Assim como tentamos dominar nossos instintos violentos, sexuais e culinários, temos de aprender a dominar as paixões políticas. No nível individual, amadurecer inclui (também) dominar nossos instintos mais baixos (ou pelo menos tentar) e sermos melhores. No nível social, esse é exatamente o processo de civilização.
Assim como tentamos dominar nossos instintos violentos, sexuais e culinários, temos de aprender a dominar as paixões políticas
Faça um exercício mental: eu posso gostar de x e não gostar de y, mas quais as consequências concretas de x e y? Eu posso não gostar da foto de Justus, nem de tudo o que ela representa; mas, concretamente, quais as consequências disso? Eu posso sentir compaixão pelos últimos da sociedade, posso ajudá-los voluntariamente, mas quais as consequências concretas de criar um sistema assistencialista financiado compulsoriamente? Eu posso até não gostar de drogas e armas, mas quais as consequências reais do desarmamento e da guerra às drogas? Eu posso até não gostar de outras tribos políticas, mas elas existem e existirão. Quais as consequências de reprimi-las?

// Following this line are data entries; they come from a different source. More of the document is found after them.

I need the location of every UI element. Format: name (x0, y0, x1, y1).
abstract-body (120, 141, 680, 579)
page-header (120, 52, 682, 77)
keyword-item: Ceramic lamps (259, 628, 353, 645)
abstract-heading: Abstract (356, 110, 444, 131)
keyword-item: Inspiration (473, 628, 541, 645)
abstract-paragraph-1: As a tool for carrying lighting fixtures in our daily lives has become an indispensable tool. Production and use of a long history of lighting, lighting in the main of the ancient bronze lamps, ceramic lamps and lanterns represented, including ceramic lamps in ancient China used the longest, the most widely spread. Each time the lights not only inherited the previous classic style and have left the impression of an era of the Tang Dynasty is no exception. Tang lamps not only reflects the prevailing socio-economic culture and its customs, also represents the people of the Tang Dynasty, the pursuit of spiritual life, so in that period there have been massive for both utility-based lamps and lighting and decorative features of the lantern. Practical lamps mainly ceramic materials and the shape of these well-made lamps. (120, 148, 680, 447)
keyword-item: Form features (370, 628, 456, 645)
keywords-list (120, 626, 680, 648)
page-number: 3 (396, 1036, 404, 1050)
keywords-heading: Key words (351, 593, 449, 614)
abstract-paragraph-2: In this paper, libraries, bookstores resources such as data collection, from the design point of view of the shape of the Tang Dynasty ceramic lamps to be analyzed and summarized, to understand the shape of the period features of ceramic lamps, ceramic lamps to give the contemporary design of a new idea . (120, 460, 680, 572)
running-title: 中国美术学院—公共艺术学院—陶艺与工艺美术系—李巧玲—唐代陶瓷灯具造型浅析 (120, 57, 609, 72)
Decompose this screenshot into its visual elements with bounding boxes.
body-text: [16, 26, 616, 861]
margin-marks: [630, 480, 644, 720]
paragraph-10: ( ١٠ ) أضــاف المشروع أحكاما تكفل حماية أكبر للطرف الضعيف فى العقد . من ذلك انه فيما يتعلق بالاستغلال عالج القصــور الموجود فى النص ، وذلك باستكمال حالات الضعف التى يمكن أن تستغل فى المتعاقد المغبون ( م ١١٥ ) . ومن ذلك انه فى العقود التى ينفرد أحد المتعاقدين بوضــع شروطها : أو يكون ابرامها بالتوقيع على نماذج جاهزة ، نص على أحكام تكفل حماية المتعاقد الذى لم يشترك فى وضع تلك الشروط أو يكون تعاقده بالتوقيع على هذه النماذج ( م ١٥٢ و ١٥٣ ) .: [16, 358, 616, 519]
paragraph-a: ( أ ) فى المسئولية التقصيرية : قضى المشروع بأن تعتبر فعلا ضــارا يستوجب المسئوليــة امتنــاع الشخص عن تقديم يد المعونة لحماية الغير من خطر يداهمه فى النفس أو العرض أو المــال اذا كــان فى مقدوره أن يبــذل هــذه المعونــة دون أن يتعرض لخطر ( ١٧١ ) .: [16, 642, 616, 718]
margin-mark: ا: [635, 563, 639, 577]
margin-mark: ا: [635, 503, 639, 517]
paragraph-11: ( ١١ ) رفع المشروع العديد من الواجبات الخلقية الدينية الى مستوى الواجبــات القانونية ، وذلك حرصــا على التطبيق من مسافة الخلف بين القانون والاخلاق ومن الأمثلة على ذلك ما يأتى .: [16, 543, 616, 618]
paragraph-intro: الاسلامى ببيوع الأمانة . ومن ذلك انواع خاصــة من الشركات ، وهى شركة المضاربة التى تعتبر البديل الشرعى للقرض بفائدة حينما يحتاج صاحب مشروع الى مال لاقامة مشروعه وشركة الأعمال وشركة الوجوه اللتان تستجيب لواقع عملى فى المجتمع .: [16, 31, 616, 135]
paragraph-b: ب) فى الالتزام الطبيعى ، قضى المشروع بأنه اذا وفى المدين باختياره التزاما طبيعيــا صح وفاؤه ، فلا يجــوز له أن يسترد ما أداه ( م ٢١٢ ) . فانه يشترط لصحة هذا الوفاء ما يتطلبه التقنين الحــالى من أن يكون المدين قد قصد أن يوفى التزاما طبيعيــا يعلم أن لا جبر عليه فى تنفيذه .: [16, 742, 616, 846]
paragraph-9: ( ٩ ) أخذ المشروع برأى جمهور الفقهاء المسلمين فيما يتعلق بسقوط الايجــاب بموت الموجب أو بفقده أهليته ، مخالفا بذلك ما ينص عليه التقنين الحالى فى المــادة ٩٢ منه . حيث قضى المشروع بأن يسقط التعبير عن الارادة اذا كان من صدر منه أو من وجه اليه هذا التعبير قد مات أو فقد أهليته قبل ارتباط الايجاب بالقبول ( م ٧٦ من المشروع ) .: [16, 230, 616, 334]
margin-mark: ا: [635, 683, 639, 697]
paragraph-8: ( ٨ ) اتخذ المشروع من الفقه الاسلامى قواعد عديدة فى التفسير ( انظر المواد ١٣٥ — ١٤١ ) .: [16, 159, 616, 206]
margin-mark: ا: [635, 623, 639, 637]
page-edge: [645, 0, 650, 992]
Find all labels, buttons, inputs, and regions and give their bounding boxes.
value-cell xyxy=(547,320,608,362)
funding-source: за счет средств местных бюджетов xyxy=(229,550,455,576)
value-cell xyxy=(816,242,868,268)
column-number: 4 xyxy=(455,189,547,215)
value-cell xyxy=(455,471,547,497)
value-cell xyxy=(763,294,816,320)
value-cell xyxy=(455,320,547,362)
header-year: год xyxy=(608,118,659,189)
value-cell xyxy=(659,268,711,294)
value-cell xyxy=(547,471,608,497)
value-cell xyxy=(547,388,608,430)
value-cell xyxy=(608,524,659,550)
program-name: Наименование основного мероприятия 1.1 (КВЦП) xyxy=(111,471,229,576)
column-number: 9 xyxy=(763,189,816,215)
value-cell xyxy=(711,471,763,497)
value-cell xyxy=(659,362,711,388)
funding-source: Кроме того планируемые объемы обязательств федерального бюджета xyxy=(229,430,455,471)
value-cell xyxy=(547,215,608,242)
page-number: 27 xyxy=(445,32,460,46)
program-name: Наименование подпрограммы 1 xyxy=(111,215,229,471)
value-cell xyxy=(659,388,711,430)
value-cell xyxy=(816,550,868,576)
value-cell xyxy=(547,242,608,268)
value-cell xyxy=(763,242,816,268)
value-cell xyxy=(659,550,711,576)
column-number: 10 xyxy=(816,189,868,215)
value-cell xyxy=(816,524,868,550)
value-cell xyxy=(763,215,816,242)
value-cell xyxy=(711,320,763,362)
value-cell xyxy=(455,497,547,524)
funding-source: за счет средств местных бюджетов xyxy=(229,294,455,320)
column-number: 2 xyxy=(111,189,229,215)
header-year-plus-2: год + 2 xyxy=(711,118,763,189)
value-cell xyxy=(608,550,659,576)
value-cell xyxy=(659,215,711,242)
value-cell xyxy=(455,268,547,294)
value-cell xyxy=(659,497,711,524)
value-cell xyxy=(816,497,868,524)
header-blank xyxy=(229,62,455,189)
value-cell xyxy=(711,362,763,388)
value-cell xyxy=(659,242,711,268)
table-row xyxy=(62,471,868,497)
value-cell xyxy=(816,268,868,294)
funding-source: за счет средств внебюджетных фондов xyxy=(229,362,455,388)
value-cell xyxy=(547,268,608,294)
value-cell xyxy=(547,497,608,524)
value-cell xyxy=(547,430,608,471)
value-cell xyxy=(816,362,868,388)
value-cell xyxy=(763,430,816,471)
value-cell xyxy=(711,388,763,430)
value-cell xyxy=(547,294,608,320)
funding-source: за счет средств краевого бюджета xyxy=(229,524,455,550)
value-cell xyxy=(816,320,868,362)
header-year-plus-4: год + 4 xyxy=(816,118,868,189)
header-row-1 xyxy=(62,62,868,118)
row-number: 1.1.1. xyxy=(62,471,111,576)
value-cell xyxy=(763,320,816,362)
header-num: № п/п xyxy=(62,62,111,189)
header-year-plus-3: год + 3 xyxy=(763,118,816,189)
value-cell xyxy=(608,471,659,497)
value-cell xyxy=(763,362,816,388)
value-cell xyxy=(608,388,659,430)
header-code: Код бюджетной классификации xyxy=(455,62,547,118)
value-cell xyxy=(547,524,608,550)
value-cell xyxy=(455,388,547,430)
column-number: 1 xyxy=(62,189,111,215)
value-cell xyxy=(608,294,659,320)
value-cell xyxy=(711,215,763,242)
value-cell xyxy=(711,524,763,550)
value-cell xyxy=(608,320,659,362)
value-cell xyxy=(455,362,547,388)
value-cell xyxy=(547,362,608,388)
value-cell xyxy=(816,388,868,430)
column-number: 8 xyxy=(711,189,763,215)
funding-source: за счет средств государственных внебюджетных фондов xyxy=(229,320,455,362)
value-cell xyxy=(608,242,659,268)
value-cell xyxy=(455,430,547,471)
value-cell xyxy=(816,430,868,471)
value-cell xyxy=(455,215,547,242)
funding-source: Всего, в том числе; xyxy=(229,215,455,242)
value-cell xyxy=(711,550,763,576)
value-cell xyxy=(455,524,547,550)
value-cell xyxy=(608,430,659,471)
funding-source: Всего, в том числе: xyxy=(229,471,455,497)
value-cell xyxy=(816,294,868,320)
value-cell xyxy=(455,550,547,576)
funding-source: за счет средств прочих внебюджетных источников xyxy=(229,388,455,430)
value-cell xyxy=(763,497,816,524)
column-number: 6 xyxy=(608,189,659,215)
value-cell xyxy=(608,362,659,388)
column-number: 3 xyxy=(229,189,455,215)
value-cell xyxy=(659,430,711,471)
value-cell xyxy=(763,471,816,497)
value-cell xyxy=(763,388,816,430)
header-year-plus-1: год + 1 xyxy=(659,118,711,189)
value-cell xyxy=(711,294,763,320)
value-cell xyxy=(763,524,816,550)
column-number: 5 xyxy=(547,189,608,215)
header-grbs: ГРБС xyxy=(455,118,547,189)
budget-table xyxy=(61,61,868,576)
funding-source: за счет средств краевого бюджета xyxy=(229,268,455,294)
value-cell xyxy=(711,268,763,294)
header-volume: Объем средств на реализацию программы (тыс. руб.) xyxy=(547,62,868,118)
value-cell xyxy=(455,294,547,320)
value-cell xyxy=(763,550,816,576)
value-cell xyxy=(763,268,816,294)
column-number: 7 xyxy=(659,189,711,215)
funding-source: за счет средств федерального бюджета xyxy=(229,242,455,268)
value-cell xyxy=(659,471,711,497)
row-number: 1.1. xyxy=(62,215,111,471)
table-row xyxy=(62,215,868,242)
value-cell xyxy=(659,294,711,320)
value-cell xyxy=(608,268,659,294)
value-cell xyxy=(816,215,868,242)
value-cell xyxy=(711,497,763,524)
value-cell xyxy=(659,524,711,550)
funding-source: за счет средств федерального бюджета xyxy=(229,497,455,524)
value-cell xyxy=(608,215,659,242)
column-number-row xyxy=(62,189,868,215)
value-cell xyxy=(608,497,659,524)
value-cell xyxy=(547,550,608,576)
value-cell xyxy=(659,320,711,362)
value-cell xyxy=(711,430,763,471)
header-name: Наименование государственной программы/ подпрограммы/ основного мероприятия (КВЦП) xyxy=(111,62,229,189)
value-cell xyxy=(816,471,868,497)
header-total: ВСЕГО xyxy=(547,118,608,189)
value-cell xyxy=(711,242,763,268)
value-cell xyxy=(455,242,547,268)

A ideia é subsituir os instintos pela razão. Somos animais sociais, destinados a conviver uns com os outros. Isso pode terminar em intolerância e guerra tribalista de todos contra todos. John Locke sabia disso, mas sabia também da capacidade humana de alcançar a razão e de entender que a cooperação e a tolerância são mais convenientes e mais justas que os conflitos.
Há dois caminhos: instintos e barbárie, ou razão e civilização.